At the time of his death on January 23, 1812, Ford owned a large personal estate worth nearly $5,000, including twelve slaves, and several hundred acres of land. His merchant firm also owed significant debts, and his heirs were entangled in court proceedings for several years as they tried to resolve them [9]. His obituary praised him, in tones which reflected the building tensions with Britain that would lead to the War of 1812, "As a citizen he was ever alive to his Country's good. He was one of the first to revenge her wrongs.
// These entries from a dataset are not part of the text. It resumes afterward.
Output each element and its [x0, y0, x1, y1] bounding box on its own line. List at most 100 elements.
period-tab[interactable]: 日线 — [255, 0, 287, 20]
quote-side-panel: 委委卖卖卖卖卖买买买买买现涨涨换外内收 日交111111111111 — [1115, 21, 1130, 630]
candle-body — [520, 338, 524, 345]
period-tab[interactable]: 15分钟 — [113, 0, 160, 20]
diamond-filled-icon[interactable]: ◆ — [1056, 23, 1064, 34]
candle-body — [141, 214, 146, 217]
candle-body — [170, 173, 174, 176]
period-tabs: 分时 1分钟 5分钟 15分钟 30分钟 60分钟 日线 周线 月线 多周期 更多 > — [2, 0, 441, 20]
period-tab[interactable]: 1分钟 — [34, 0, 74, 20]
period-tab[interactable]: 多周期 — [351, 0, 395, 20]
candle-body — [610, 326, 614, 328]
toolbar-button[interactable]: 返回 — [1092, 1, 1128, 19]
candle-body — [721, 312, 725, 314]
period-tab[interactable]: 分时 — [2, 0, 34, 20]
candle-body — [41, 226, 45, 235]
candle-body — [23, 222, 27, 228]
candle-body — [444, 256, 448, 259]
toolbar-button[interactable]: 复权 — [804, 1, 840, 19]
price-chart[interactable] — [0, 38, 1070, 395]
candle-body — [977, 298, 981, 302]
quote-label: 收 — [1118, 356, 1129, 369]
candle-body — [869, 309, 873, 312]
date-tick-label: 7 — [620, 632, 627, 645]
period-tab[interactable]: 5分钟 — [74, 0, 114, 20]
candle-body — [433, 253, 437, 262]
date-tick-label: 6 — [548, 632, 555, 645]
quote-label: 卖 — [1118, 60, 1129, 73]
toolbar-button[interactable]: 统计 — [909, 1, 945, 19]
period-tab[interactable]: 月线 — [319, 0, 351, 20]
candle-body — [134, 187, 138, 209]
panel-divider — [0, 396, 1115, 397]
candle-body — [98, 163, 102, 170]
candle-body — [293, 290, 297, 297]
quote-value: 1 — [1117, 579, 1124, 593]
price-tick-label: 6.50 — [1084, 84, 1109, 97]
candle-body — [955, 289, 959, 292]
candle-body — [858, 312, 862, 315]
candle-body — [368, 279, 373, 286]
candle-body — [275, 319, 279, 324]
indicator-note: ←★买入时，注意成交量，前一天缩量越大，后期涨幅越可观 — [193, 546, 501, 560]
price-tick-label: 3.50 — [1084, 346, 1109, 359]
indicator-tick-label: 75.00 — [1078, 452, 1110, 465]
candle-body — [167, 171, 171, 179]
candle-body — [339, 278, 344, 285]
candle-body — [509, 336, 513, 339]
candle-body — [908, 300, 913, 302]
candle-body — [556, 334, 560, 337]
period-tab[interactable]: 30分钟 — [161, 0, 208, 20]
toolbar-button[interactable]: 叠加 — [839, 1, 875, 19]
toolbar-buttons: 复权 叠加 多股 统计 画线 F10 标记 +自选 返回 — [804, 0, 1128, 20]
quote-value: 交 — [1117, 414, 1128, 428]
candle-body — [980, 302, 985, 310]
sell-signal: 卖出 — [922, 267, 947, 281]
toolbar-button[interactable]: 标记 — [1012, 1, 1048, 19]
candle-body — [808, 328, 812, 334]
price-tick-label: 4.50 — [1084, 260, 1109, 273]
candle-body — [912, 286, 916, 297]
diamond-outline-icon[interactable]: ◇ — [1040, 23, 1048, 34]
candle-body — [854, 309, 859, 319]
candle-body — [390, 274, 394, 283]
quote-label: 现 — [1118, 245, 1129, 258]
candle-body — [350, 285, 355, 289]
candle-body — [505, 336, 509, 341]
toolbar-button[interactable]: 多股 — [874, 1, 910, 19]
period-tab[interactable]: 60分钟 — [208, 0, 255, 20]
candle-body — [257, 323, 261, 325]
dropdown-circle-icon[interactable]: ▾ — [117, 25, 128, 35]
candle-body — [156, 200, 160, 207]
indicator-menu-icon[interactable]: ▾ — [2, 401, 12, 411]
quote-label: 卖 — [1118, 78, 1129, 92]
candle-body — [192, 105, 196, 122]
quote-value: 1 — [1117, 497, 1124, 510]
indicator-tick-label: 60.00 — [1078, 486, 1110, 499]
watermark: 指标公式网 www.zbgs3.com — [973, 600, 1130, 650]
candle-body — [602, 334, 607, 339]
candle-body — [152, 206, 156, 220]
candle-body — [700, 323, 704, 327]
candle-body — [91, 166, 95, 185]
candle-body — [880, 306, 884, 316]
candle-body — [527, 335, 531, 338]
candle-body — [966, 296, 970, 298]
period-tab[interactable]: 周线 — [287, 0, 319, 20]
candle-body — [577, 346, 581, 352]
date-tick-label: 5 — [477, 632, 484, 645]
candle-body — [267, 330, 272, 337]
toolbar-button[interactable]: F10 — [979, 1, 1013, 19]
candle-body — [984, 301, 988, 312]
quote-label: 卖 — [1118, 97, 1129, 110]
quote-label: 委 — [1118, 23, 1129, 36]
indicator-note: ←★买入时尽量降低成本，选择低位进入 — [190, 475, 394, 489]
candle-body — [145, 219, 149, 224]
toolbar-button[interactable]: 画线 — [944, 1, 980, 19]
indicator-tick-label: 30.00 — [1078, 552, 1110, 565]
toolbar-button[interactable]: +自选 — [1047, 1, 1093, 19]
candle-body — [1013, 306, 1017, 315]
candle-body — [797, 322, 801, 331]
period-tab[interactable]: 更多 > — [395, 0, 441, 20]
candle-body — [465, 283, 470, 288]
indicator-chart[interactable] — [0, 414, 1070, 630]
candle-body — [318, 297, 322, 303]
As an intrepid soldier his memory will long be fondly cherished by his associates in arms." [10]

Owen Lourie, 2015

Notes:
[1] Muster Rolls and Other Records of Service of Maryland Troops in the American Revolution, Archives of Maryland Online, vol. 18, p. 17; Reiman Steuart, The Maryland Line (The Society of the Cincinnati, 1971), 81; Compiled Service Records of Soldiers Who Served in the American Army During the Revolutionary War, NARA M881, from Fold3.com. While Steuart lists Ford as receiving a promotion first lieutenant on August 16, 1776, no documentary evidence can be found to support this.

[2] Return of the Maryland troops, 27 September 1776, from Fold3.com; Mark Andrew Tacyn “’To the End:’ The First Maryland Regiment and the American Revolution” (PhD diss., University of Maryland College Park, 1999), 48-73. For more on the experience of the Marylanders at the Battle of Brooklyn, see "In Their Own Words," on the Maryland State Archives research blog, Finding the Maryland 400.
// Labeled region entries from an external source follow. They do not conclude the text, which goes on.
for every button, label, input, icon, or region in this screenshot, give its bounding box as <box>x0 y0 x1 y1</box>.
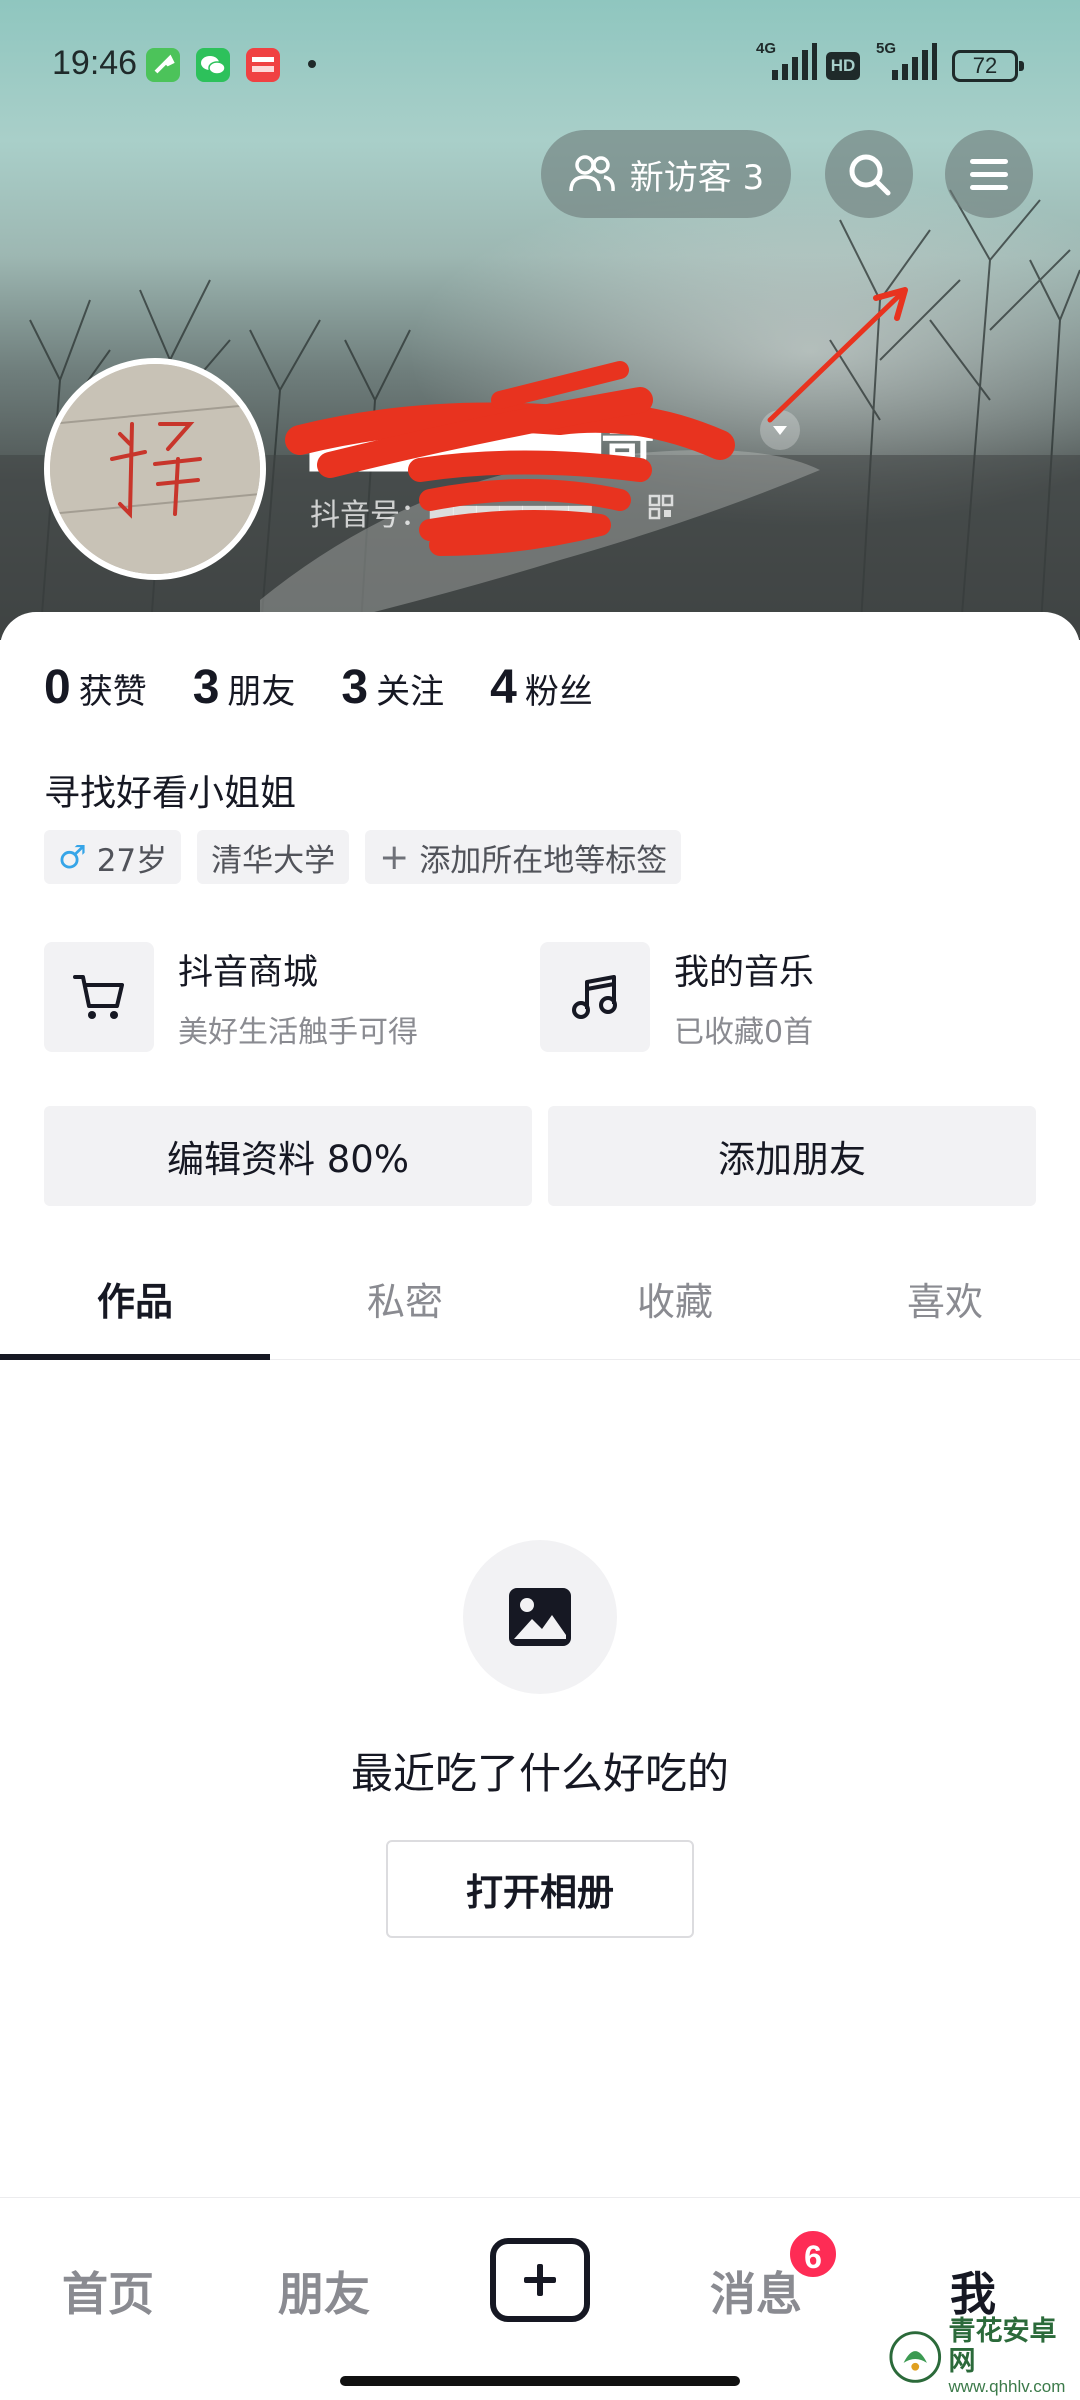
edit-profile-button[interactable]: 编辑资料 80% <box>44 1106 532 1206</box>
douyin-id: 抖音号：▆▆▆▆▆▆▆ <box>310 498 592 533</box>
tag-age-label: 27岁 <box>96 842 168 879</box>
wrench-app-icon <box>146 48 180 82</box>
music-icon-box <box>540 942 650 1052</box>
profile-tags: ♂ 27岁 清华大学 + 添加所在地等标签 <box>44 830 697 884</box>
site-watermark: 青花安卓网 www.qhhlv.com <box>888 2317 1080 2396</box>
visitors-icon <box>569 155 615 192</box>
stat-following-count: 3 <box>341 661 369 714</box>
tab-works[interactable]: 作品 <box>0 1252 270 1360</box>
nav-home[interactable]: 首页 <box>28 2258 188 2324</box>
home-indicator[interactable] <box>340 2376 740 2386</box>
content-tabs: 作品 私密 收藏 喜欢 <box>0 1252 1080 1360</box>
plus-icon: + <box>379 836 410 878</box>
mall-title: 抖音商城 <box>178 952 319 993</box>
caret-down-icon <box>773 426 787 435</box>
profile-name: ▆▆▆▆▆▆▆哥 <box>310 408 655 471</box>
new-visitors-button[interactable]: 新访客 3 <box>541 130 791 218</box>
stat-fans-count: 4 <box>490 661 517 714</box>
nav-friends[interactable]: 朋友 <box>244 2258 404 2324</box>
stat-following-label: 关注 <box>376 672 445 712</box>
plus-icon <box>524 2264 556 2296</box>
qr-code-icon[interactable] <box>648 494 674 520</box>
account-switch-button[interactable] <box>760 410 800 450</box>
add-tag-button[interactable]: + 添加所在地等标签 <box>365 830 682 884</box>
open-album-button[interactable]: 打开相册 <box>386 1840 694 1938</box>
new-visitors-label: 新访客 3 <box>629 157 765 198</box>
mall-subtitle: 美好生活触手可得 <box>178 1014 418 1050</box>
search-button[interactable] <box>825 130 913 218</box>
empty-state-text: 最近吃了什么好吃的 <box>350 1749 729 1798</box>
status-bar: 19:46 4G HD 5G 72 <box>0 0 1080 130</box>
stat-friends-label: 朋友 <box>227 672 296 712</box>
music-title: 我的音乐 <box>674 952 815 993</box>
tab-favorites[interactable]: 收藏 <box>540 1252 810 1359</box>
tag-school: 清华大学 <box>197 830 350 884</box>
empty-state-icon-circle <box>463 1540 617 1694</box>
nav-me[interactable]: 我 <box>893 2258 1053 2324</box>
add-tag-label: 添加所在地等标签 <box>419 842 668 879</box>
avatar[interactable] <box>44 358 266 580</box>
search-icon <box>849 154 891 196</box>
hamburger-menu-icon <box>970 159 1008 190</box>
my-music-entry[interactable]: 我的音乐 已收藏0首 <box>540 942 814 1052</box>
watermark-name: 青花安卓网 <box>948 2316 1057 2377</box>
music-subtitle: 已收藏0首 <box>674 1014 814 1050</box>
create-post-button[interactable] <box>490 2238 590 2322</box>
shopping-cart-icon <box>73 975 124 1019</box>
profile-bio: 寻找好看小姐姐 <box>44 773 297 814</box>
messages-badge: 6 <box>787 2228 839 2280</box>
add-friend-button[interactable]: 添加朋友 <box>548 1106 1036 1206</box>
signal-bars-icon <box>772 43 817 80</box>
signal-bars-icon-2 <box>892 43 937 80</box>
music-note-icon <box>572 975 617 1019</box>
tab-likes[interactable]: 喜欢 <box>810 1252 1080 1359</box>
stat-likes[interactable]: 0 获赞 <box>44 660 147 715</box>
battery-indicator: 72 <box>952 50 1024 82</box>
stat-friends-count: 3 <box>192 661 220 714</box>
status-time: 19:46 <box>52 44 138 82</box>
stat-fans-label: 粉丝 <box>524 672 593 712</box>
profile-sheet: 0 获赞 3 朋友 3 关注 4 粉丝 寻找好看小姐姐 ♂ 27岁 清华大学 +… <box>0 612 1080 2197</box>
tag-school-label: 清华大学 <box>211 842 336 879</box>
douyin-mall-entry[interactable]: 抖音商城 美好生活触手可得 <box>44 942 418 1052</box>
stat-likes-label: 获赞 <box>78 672 147 712</box>
image-icon <box>509 1588 571 1646</box>
stat-likes-count: 0 <box>44 661 71 714</box>
toutiao-app-icon <box>246 48 280 82</box>
tab-private[interactable]: 私密 <box>270 1252 540 1359</box>
wechat-app-icon <box>196 48 230 82</box>
stat-following[interactable]: 3 关注 <box>341 660 444 715</box>
watermark-url: www.qhhlv.com <box>948 2377 1066 2396</box>
tag-gender-age: ♂ 27岁 <box>44 830 182 884</box>
avatar-image <box>50 364 260 574</box>
stat-fans[interactable]: 4 粉丝 <box>490 660 593 715</box>
hd-voice-badge: HD <box>826 52 860 80</box>
cart-icon-box <box>44 942 154 1052</box>
male-icon: ♂ <box>58 838 87 876</box>
stat-friends[interactable]: 3 朋友 <box>193 660 296 715</box>
status-more-dot <box>308 60 316 68</box>
watermark-logo-icon <box>889 2331 942 2383</box>
profile-cover: 19:46 4G HD 5G 72 新访客 3 ▆▆▆▆▆▆▆哥 抖音号：▆▆▆… <box>0 0 1080 640</box>
menu-button[interactable] <box>945 130 1033 218</box>
profile-stats: 0 获赞 3 朋友 3 关注 4 粉丝 <box>44 660 639 715</box>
[3] “The Papers of General Samuel Smith. The General’s Autobiography. From the Original Manuscripts.” The Historical Magazine, 2nd ser., vol. 8, no. 2 (1870): 82-92. Smith wrote his autobiography in the third person; it has been converted to first person here for purposes of clarity.
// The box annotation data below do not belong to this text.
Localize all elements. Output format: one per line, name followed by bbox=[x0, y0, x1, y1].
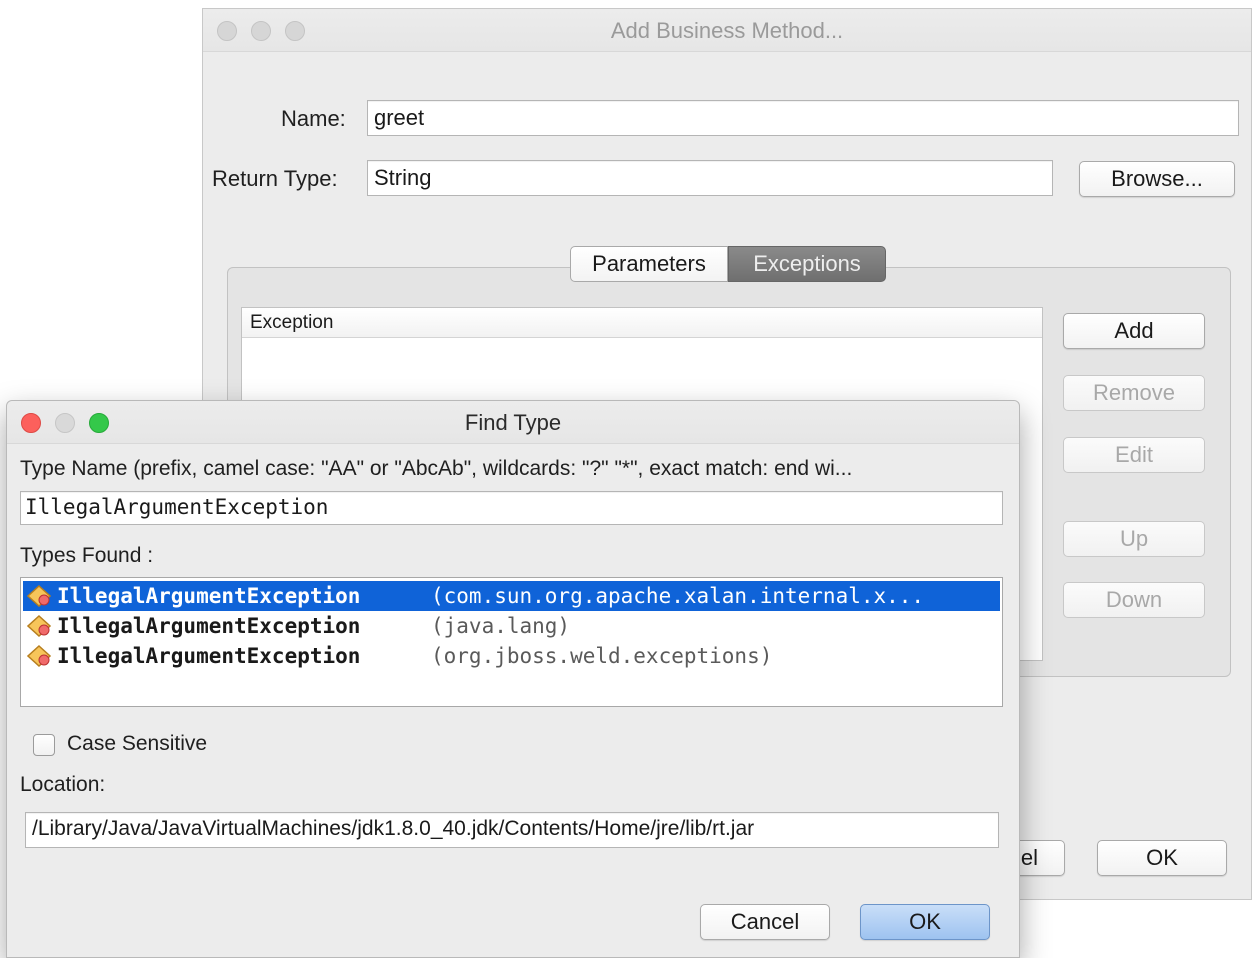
find-titlebar: Find Type bbox=[7, 401, 1019, 444]
up-button[interactable]: Up bbox=[1063, 521, 1205, 557]
ok-button[interactable]: OK bbox=[860, 904, 990, 940]
type-name-value: IllegalArgumentException bbox=[25, 495, 329, 519]
class-icon bbox=[27, 584, 52, 608]
type-name: IllegalArgumentException bbox=[57, 614, 361, 638]
class-icon bbox=[27, 614, 52, 638]
return-type-label: Return Type: bbox=[212, 166, 338, 191]
type-package: (org.jboss.weld.exceptions) bbox=[431, 644, 773, 668]
bg-ok-button[interactable]: OK bbox=[1097, 840, 1227, 876]
window-title: Find Type bbox=[464, 410, 562, 435]
browse-button[interactable]: Browse... bbox=[1079, 161, 1235, 197]
list-item[interactable]: IllegalArgumentException (org.jboss.weld… bbox=[23, 641, 1000, 671]
edit-button[interactable]: Edit bbox=[1063, 437, 1205, 473]
types-found-label: Types Found : bbox=[20, 544, 154, 567]
remove-button[interactable]: Remove bbox=[1063, 375, 1205, 411]
class-icon bbox=[27, 644, 52, 668]
types-found-list[interactable]: IllegalArgumentException (com.sun.org.ap… bbox=[20, 577, 1003, 707]
type-name: IllegalArgumentException bbox=[57, 584, 361, 608]
type-name: IllegalArgumentException bbox=[57, 644, 361, 668]
find-type-dialog: Find Type Type Name (prefix, camel case:… bbox=[6, 400, 1020, 958]
table-header-exception[interactable]: Exception bbox=[242, 308, 1042, 338]
type-package: (java.lang) bbox=[431, 614, 571, 638]
type-package: (com.sun.org.apache.xalan.internal.x... bbox=[431, 584, 925, 608]
tab-parameters[interactable]: Parameters bbox=[570, 246, 728, 282]
type-name-label: Type Name (prefix, camel case: "AA" or "… bbox=[20, 457, 853, 480]
name-label: Name: bbox=[281, 106, 346, 131]
case-sensitive-label[interactable]: Case Sensitive bbox=[67, 732, 207, 756]
location-field[interactable]: /Library/Java/JavaVirtualMachines/jdk1.8… bbox=[25, 812, 999, 848]
down-button[interactable]: Down bbox=[1063, 582, 1205, 618]
list-item[interactable]: IllegalArgumentException (java.lang) bbox=[23, 611, 1000, 641]
list-item[interactable]: IllegalArgumentException (com.sun.org.ap… bbox=[23, 581, 1000, 611]
window-title: Add Business Method... bbox=[610, 18, 844, 43]
add-button[interactable]: Add bbox=[1063, 313, 1205, 349]
bg-titlebar: Add Business Method... bbox=[203, 9, 1251, 52]
name-field[interactable]: greet bbox=[367, 100, 1239, 136]
location-label: Location: bbox=[20, 773, 106, 796]
tab-exceptions[interactable]: Exceptions bbox=[728, 246, 886, 282]
return-type-field[interactable]: String bbox=[367, 160, 1053, 196]
cancel-button[interactable]: Cancel bbox=[700, 904, 830, 940]
case-sensitive-checkbox[interactable] bbox=[33, 734, 55, 756]
type-name-input[interactable]: IllegalArgumentException bbox=[20, 491, 1003, 525]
[4] Archives of Maryland, vol. 18, p. 108; Compiled Service Records; Ford was "acting under brevit [i.e. without formal commission] as Captain of Light Infantry." William Smallwood to Council of Safety, 17 October 1776, in Journal and Correspondence of the Maryland Council of Safety July 7, 1776 to December 31, 1776, Archives of Maryland Online, vol. 12, p. 360.

[5] Archives of Maryland, vol. 18, p. 108; Compiled Service Records.

[6] Margaret K. Fresco, Marriages and Deaths St. Mary's County Maryland 1634-1900 (1992), 106; Edwin W. Beitzell, "Newtown Hundred," Maryland Historical Magazine 51 (June 1956), 137, Appendix: Baptisms and Marriages Recorded in the Diary of Rev. James Walton, S.J., While at Newtown, 135-137; Lewis Ford obituary, Maryland Gazette, 31 July 1823; John F. Ford obituary, Maryland Gazette, 2 January 1823; Will of Mary Ford, 1837, St. Mary's County Register of Wills, Wills, Liber EJM 1, p. 355 [MSA C1720-8, 1/60/10/39]; Joseph Stone vs. Lewis, John F., and Mary Ford, 1815, St. Mary's County Court, Equity Papers, MdHR 19731-1-1/10 [MSA C1591-1, 1/57/9/39]; Lewis Ford vs. Aloysius Thompson, et al., 1815, St. Mary's County Court, Equity Papers, MdHR 19731-2-1/2 [MSA C1591-2, 1/57/9/39].

[7] Governor and Council, Commission Record, 1777-1798, pps. 97, 105, 108, 111, 179, MdHR 4013 [MSA S1080-6, 2/26/3/15]; Governor and Council, Commission Record, 1777-1827, pps. 366-368, MdHR 1347 [MSA S1080-7, 2/26/3/16]; Journal and Correspondence of the State Council, February 23, 1789 to November 11, 1793, Archives of Maryland Online, vol. 72, pps. 170, 248. Ford was also appointed as a justice of the peace in 1787, but declined the position.

[8] Stone v. Ford; Ford v. Thompson, et al.; Inventory of Joseph Ford, 1812, St. Mary's County Register of Wills, Inventories, Liber JF S, p. 252 [MSA C1611-5, 1/60/11/9].

[9] Joseph Ford inventory; Account of Sale, Joseph Ford, 1812, St. Mary's County Register of Wills, Inventories, Liber JF S, p. 459 [MSA C1611-5, 1/60/11/9]; Stone v. Ford; Ford v. Thompson, et al.

[10] Capt. Joseph Ford obituary, Federal Gazette (Baltimore), 7 February 1812.